En 1917, une guérilla s’organise autour de la figure de Noël, chef de la tribu de Tiamou. Celle-ci est réprimée au bout d’un an. Noël est lui aussi décapité et une soixantaine d’autres rebelles sont condamnés.
Après cette nouvelle révolte, les colons français tentent une nouvelle approche. Il s’agit désormais de former une « élite kanake républicaine » qui pourrait permettre de corrompre l’esprit de résistance de l’intérieur.

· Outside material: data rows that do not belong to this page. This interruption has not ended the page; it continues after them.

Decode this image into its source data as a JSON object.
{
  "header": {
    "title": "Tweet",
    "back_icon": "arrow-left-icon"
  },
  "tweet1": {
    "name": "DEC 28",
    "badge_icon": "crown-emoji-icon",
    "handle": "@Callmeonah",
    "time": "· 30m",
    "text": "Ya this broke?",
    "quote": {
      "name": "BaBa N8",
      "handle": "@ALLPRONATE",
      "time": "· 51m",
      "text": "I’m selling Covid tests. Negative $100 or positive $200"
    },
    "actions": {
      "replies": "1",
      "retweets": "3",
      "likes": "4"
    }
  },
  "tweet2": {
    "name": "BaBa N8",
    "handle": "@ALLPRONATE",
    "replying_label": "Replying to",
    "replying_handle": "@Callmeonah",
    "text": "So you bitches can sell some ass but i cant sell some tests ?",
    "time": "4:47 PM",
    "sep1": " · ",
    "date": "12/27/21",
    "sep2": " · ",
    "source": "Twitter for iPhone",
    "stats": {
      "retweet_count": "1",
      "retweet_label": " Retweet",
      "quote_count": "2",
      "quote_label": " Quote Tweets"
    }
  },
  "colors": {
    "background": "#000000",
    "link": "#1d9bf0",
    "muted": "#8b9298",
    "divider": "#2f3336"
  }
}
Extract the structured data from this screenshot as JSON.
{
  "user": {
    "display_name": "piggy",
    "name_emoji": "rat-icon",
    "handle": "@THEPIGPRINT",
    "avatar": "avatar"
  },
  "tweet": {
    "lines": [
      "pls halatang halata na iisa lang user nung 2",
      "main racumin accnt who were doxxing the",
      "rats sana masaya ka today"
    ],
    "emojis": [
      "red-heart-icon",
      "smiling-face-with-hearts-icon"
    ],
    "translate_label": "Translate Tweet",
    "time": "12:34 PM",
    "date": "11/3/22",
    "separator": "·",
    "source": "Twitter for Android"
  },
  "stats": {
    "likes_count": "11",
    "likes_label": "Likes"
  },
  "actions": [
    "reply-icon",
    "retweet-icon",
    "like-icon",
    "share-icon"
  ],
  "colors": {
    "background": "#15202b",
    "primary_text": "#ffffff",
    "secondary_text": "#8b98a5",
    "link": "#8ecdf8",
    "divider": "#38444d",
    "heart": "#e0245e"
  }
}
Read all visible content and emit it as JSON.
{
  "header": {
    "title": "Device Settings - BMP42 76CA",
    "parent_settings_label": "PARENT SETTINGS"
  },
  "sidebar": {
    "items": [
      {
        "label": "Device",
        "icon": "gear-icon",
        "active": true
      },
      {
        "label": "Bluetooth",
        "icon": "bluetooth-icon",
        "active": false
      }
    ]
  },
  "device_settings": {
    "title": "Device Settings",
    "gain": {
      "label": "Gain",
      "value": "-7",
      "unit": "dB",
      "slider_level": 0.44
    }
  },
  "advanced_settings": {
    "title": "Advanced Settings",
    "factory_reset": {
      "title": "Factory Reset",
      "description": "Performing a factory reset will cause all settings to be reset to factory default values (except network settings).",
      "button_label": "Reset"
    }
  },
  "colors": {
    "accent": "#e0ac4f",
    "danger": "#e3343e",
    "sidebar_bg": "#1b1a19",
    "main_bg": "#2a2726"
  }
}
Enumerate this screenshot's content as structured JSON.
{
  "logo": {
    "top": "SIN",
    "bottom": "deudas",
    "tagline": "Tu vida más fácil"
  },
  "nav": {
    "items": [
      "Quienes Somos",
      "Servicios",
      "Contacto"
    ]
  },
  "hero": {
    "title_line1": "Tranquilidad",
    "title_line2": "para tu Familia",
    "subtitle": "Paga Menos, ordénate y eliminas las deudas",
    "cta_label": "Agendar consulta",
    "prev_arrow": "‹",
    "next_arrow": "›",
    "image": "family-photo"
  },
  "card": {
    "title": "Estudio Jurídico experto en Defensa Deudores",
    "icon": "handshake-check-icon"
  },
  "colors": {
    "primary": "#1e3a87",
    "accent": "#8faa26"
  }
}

En 1931, à l’exposition coloniale de Paris, des Kanaks sont exposés dans des cages, comme des animaux, . Après la Seconde Guerre mondiale, le statut de la Nouvelle-Calédonie change. Elle n’est plus officiellement considérée comme une colonie et la nationalité française est accordée aux Kanaks. La population obtient le droit de vote en 1957.

La révolte des Foulards rouges


Dans les années 1960, les revendications nationalistes kanakes se formalisent. Des étudiants de gauche ayant participé à mai 1968 reviennent en Nouvelle-Calédonie. Nidoïsh Naisseline, militant d’extrême gauche, fonde les « Foulards Rouges » tandis que d’autres indépendantistes créent en 1971 le « groupe 1878 » (référence à l’insurrection de cette année-là). Ils demandent la restitution des terres et veulent préserver leur identité. Ils fusionnent pour créer le Parti de Libération Kanak en 1975. D’autres suivront comme le Parti indépendantiste en 1979.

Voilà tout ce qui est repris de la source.